U.K.’s Economic Dilemma Is Mass Layoffs or Addiction to Aid
(Bloomberg) -- U.K. Prime Minister Boris Johnson’s government faces a coronavirus dilemma, and how it responds could set the tone of the economy for years to come.
If it withdraws its massive support for jobs and wages too soon, it’ll tip Britain into an unemployment crisis just as other risks, such as Brexit, threaten to clobber growth.
If it extends the aid -- as opposition politicians are urging it to do -- that could dissuade Britons from quitting jobs that may never return anyway, and hinder a necessary restructuring.
Both options are costly on the face of it. Chancellor of the Exchequer Rishi Sunak’s furlough programs have cost the Treasury almost 35 billion pounds ($46 billion) so far. Mass unemployment or unproductive workplaces could be far more expensive in the longer run though -- with political repercussions for Johnson’s Conservatives.
The U.K. case is more extreme than elsewhere because of the length of the lockdown. Most U.K. businesses weren’t allowed to reopen until July 4, later than others that started to lift restrictions as early as May.
More than a fifth of the U.K. workforce was temporarily away from paid engagements in June, and it’s unclear how many of them will have jobs to go back to.
“It seems certain that at this point the furlough scheme is indeed preserving a significant number of ‘zombie jobs’,” said Jonathan Portes, an economist at King’s College London, in an article for Prospect Magazine. “Job destruction and job creation is a necessary part of a dynamic economy.”
Sunak has indicated he backs that view, though another factor likely weighing on his mind is the sheer expense of government aid, which must ultimately be justified to voters.

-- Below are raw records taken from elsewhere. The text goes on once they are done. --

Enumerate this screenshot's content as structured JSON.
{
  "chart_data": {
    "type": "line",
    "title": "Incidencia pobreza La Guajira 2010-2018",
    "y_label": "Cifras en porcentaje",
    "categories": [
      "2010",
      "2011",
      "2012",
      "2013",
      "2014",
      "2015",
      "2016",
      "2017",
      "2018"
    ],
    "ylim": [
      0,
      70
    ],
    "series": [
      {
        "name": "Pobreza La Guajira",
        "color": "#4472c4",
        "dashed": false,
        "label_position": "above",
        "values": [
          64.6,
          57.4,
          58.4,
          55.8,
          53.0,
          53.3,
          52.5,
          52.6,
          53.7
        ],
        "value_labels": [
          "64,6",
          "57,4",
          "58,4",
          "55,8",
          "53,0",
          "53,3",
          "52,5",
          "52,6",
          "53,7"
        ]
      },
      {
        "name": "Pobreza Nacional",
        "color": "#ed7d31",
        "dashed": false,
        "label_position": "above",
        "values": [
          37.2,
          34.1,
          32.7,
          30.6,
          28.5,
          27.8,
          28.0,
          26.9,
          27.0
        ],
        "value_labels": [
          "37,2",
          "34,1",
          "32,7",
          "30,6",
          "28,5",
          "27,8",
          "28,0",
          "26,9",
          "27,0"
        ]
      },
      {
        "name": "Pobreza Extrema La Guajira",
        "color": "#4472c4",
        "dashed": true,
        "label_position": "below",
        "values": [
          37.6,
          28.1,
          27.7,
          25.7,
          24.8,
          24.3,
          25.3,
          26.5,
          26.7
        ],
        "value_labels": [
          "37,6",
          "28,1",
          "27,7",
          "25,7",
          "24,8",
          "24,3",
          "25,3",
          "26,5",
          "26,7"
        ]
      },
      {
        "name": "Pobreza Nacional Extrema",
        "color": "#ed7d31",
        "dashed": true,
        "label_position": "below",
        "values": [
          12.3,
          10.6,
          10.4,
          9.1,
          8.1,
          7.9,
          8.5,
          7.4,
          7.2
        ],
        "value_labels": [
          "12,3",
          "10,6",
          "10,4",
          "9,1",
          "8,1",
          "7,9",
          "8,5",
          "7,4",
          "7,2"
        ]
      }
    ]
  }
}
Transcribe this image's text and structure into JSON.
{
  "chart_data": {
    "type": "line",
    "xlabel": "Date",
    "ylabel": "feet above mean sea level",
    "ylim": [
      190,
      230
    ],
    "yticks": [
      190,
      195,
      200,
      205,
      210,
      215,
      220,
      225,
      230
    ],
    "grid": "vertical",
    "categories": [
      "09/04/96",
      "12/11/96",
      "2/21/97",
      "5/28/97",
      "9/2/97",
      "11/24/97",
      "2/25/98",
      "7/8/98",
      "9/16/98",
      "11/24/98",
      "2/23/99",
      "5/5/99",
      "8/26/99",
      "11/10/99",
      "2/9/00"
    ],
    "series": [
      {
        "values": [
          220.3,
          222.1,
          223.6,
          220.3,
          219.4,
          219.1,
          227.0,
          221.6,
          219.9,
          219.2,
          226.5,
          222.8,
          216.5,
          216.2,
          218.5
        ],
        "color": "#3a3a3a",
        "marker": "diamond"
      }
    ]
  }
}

The economy is bouncing back so far anyway. It expanded a record 8.7% in June, paring a second-quarter contraction that at 20.4% was bigger than any other major economy. Thursday brought more optimistic figures, as the Office for National Statistics reported:
- Figures from Adzuna show the total volume of online job adverts increased to 62% from 53% its 2019 average between July 31 and Aug. 7, the largest weekly increase this year
- Data from Springboard showed overall retail footfall has risen to two-thirds of its 2019 level when compared to the same day a year ago
- Most industries reported that 90% or more of businesses were currently trading and had been for more than the last two weeks
Yet the Bank of England says the strength of the rebound and its sustainability depend on jobs. The unemployed don’t spend as much, and they tend to lose their skills over time so total productivity suffers.
The opposition Labour Party and the Trades Union Congress called on the government to extend support, arguing that a stronger safety net makes it easier for people to find new jobs.
Those arguing that Sunak should bite the bullet and drop his plan to phase out support completely by October can point to the fact that ultra-low interest rates mean the government can afford it.
Still, determining which parts of the economy will return to their pre-virus situation if only they get the necessary support now, and which will be fundamentally altered or disappear, isn’t simple.
Data Wednesday showed services were especially hard hit by the lockdowns, led by restaurants and hotels. Finance and real estate also suffered, but much less so. Construction led the rebound in June.
It’s certainly an issue on the minds of many U.K. workers. In a YouGov survey published Wednesday, almost 40% said they’re worried they’ll lose their job, and 60% of Britons said they expect the recession to last at least 18 months.
“Job losses have been mounting, and may only increase as we reach the end of the furlough scheme,” said Tej Parikh, chief economist at the Institute of Directors. “The battle now is to prevent longer-term scarring.”